« Il existe plusieurs types d’approches face à un événement indésirable (EI), explique le Dr Frédéric Sintzel, médecin psychiatre au centre hospitalier Alpes-Isère (CHAI). Dans notre établissement, lorsqu’un tel événement survient, il est signalé à une cellule d’évaluation qui se réunit une fois par semaine et se charge de déterminer s’il est grave ou pas. Il y a plusieurs approches face à un EI : une revue de morbidité et de mortalité (RMM) peut être effectuée, ou un comité de retour d’expérience (CREX). »
Initialement développé en aviation civile, le CREX permet d’analyser les événements indésirables a posteriori, afin d’essayer de comprendre ce qui s’est passé avec les équipes et de prendre des mesures afin que cela ne se reproduise plus. « Il est important d’y inclure des temps de discussion, estime Corinne Giraud, infirmière au CHAI, qui a connu plusieurs fois des situations difficiles avec des patients. Même avec beaucoup d’expérience professionnelle. Nous ne sommes pas à l’abri de l’erreur et il faut pouvoir en parler. » Roland Chvetzoff, directeur de cabinet Latitude santé et consultant pour le CHAI, souligne qu’« il existe des situations où des décisions doivent être prises alors qu’on se trouve dans une impasse et qu’aucune solution n’est prévue : suicide d’un patient, agression d’un soignant ou d’un patient, fugue, etc. C’est difficile, car il faut savoir comment garantir la liberté d’aller et venir des patients tout en garantissant leur sécurité ». Il n’existe aucune réponse toute faite à ces questions et « la recherche vaine de cet équilibre est souvent à l’origine d’un profond sentiment d’échec chez les professionnels de la santé », constate-t-il.

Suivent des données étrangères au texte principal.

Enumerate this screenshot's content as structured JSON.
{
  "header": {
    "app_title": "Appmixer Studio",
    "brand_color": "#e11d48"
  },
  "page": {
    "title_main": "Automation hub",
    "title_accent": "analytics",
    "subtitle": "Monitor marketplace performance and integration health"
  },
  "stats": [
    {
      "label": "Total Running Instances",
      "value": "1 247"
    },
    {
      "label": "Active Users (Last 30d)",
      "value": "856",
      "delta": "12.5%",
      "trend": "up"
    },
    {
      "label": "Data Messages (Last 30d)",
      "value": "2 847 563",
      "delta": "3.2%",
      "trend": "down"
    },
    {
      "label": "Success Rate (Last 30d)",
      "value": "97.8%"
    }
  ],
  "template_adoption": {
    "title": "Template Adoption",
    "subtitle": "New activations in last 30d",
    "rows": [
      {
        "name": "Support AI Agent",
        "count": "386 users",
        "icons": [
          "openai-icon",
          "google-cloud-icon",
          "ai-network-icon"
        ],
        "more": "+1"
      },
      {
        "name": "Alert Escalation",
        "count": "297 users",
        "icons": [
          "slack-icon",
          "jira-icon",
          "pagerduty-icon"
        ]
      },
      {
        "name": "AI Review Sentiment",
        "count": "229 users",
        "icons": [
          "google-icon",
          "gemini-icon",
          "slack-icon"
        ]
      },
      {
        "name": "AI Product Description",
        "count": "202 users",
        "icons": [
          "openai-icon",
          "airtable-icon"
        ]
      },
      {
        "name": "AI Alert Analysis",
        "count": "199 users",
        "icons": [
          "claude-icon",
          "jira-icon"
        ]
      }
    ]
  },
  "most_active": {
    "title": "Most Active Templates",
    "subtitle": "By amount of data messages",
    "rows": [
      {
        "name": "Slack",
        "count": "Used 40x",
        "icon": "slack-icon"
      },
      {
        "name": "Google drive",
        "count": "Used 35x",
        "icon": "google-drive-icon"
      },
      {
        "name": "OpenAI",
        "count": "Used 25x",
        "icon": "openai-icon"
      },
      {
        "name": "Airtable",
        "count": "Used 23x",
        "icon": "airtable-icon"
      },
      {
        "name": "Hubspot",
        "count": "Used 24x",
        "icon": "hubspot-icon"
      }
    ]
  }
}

Cohésion des équipes indispensable
En 2014, 1045 EI ont été signalés au CHAI, dont 800 pouvant être considérés comme graves. « Quand on déclare un événement indésirable, on ressent souvent de la culpabilité, témoigne Patrick Gérault, aide-soignant au service des troubles envahissants du développement (TED) du CHAI. En psychiatrie, nous sommes souvent confrontés à des situations violentes. On reçoit des personnes en état de crise qui sont souvent hospitalisées sans leur consentement. S’ils ne suivent pas les règles, c’est difficile à gérer pour nous. » Il pointe notamment « le manque de structures d’accueil » et « la baisse des durées d’hospitalisation », qui compliquent le travail des personnels soignants. « Si un médecin n’est pas présent quand il faut prendre une décision, c’est l’équipe infirmière qui doit gérer. En cas d’erreur, on se sent responsable en tant qu’aide-soignant, car on était présent au moment où elle a été commise. On veut tellement bien faire qu’on ressent parfois de la culpabilité, même quand il n’y a pas eu de faute... »
Roland Chvetzoff note que « souvent, plus un événement est grave, moins il est déclaré. Le soignant se sent toujours seul face à ce type de situation ». Pour lui, « répondre à ces événements par des fiches de déclaration ne suffit pas. Il faut mettre en récit l’histoire des soignants en amont, pour sortir du cercle vicieux de leur frustration et de leur colère et continuer à avancer ». En amont, la cohésion de l’équipe est indispensable et nécessite des échanges pluriprofessionnels quotidiens pour éviter les situations indésirables. « L’alliance thérapeutique nécessite du respect et de la confiance entre les soignants et les soignés, entre les équipes, mais aussi entre les soignants et leur institution », conclut Elsa Gauvin, cadre de santé au CHAI.